Herr Präsident, ich schlage für die SPD-Fraktion Frau Abgeordnete Barbara Schleicher-Rothmund als Vizepräsidentin des Landtags vor.
Herr Präsident, für die Fraktion der Christdemokraten schlage ich den Abgeordneten Hans-Josef Bracht als Vizepräsidenten vor.
Herr Präsident, als Gegenkandidaten zur Kandidatin der SPD-Fraktion schlagen wir den Abgeordneten Michael Frisch vor.

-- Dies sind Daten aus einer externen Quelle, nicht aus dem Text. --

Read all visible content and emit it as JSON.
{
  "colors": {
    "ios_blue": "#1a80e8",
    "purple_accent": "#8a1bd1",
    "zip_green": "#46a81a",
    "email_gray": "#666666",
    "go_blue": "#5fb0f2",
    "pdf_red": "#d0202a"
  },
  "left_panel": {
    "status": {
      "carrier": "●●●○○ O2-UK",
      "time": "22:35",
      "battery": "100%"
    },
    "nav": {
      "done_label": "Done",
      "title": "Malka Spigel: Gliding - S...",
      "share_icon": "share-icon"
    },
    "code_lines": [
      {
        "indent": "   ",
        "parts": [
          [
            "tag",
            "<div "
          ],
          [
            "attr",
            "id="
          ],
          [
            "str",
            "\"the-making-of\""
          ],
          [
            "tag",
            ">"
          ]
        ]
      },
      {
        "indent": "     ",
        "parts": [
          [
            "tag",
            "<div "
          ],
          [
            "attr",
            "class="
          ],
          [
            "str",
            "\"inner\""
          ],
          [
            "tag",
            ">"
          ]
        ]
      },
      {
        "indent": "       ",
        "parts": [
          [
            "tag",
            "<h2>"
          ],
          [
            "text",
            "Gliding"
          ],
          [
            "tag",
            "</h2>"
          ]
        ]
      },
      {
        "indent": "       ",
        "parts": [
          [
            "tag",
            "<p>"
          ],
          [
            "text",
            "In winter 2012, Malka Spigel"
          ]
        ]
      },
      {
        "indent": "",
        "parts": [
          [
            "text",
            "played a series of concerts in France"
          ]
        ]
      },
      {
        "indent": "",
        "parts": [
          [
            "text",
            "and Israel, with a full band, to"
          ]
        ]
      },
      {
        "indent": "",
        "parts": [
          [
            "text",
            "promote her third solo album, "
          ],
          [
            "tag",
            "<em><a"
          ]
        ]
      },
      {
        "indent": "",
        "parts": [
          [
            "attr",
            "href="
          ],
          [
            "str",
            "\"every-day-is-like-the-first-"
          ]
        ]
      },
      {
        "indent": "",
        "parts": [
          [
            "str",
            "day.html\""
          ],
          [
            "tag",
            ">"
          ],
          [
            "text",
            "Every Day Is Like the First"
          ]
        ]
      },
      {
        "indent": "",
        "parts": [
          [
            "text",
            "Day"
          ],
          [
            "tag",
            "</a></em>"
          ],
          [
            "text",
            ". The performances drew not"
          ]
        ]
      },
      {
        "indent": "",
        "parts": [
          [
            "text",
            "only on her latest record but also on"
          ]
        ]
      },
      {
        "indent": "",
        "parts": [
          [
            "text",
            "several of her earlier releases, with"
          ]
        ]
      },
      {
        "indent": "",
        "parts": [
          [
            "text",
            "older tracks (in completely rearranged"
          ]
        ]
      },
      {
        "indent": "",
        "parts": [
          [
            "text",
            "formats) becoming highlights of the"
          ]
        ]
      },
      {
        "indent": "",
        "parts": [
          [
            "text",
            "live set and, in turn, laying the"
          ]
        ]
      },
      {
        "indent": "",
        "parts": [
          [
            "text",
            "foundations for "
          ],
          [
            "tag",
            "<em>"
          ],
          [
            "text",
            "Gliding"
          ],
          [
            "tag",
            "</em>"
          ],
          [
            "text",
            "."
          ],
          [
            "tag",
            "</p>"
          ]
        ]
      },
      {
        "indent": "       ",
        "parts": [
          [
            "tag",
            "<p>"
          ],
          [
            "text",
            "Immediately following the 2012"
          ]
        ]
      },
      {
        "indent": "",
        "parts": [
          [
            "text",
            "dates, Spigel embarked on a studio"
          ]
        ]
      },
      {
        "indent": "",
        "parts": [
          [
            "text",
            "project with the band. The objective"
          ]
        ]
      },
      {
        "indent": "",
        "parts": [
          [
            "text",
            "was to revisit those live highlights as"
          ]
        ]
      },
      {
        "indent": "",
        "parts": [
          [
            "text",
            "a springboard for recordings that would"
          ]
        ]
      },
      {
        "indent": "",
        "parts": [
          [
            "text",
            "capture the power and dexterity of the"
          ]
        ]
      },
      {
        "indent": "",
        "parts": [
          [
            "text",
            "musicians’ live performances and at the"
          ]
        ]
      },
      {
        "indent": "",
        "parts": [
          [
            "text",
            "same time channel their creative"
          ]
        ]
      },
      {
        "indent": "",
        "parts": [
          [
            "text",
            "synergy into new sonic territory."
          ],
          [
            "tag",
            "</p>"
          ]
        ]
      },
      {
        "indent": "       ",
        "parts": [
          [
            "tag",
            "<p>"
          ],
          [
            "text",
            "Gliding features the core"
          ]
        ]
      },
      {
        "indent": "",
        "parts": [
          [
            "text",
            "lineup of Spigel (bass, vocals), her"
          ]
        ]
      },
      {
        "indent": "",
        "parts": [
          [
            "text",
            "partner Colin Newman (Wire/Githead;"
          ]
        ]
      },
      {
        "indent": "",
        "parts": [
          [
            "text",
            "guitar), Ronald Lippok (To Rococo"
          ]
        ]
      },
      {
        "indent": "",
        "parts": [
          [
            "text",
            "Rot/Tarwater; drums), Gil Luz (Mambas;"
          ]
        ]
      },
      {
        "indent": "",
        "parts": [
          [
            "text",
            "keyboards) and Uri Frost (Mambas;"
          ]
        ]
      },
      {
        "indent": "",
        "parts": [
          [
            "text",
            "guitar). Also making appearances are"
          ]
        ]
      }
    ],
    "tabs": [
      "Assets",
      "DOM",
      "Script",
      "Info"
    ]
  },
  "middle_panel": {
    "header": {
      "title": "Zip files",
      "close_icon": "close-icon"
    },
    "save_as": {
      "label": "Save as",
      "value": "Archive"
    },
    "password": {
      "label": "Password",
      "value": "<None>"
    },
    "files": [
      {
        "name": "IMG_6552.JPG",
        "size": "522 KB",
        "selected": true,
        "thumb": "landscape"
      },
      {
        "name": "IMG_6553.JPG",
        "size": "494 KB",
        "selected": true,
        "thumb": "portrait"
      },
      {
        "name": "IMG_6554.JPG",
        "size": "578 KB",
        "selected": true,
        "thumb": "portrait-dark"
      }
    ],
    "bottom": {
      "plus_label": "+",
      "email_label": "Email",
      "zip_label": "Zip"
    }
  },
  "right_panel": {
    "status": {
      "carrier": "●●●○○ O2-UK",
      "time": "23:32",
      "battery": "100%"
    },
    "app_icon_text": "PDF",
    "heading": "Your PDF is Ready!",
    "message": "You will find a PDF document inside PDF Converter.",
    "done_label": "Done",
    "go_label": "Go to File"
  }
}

Gibt es weitere Vorschläge? – Das ist nicht der Fall. Der erste Wahlvorschlag bezieht sich auf Frau Kollegin Schleicher-Rothmund. Wer diesem Vorschlag zustimmen möchte, den bitte ich um das Handzeichen! – Wer stimmt dagegen? – Enthaltungen? – Frau Schleicher-Rothmund ist damit mit den Stimmen der SPD, der CDU, der FDP und des BÜNDNIS 90/DIE GRÜNEN gegen die Stimmen der AfD gewählt.
Durch die Wahl von Frau Schleicher-Rothmund hat sich die Abstimmung über den Alternativvorschlag der AfD-Fraktion erledigt.
Wir kommen damit zum zweiten Wahlgang. Von der CDUFraktion ist der Abgeordnete Hans-Josef Bracht vorgeschlagen worden.
Wer für den Abgeordneten Bracht stimmt, den darf ich um das Handzeichen bitten! – Wer stimmt dagegen? – Stimmenthaltungen? – Ich stelle fest, dass Herr Bracht mit allen Stimmen des Hauses zum Vizepräsidenten des rheinland-pfälzischen Landtags gewählt worden ist.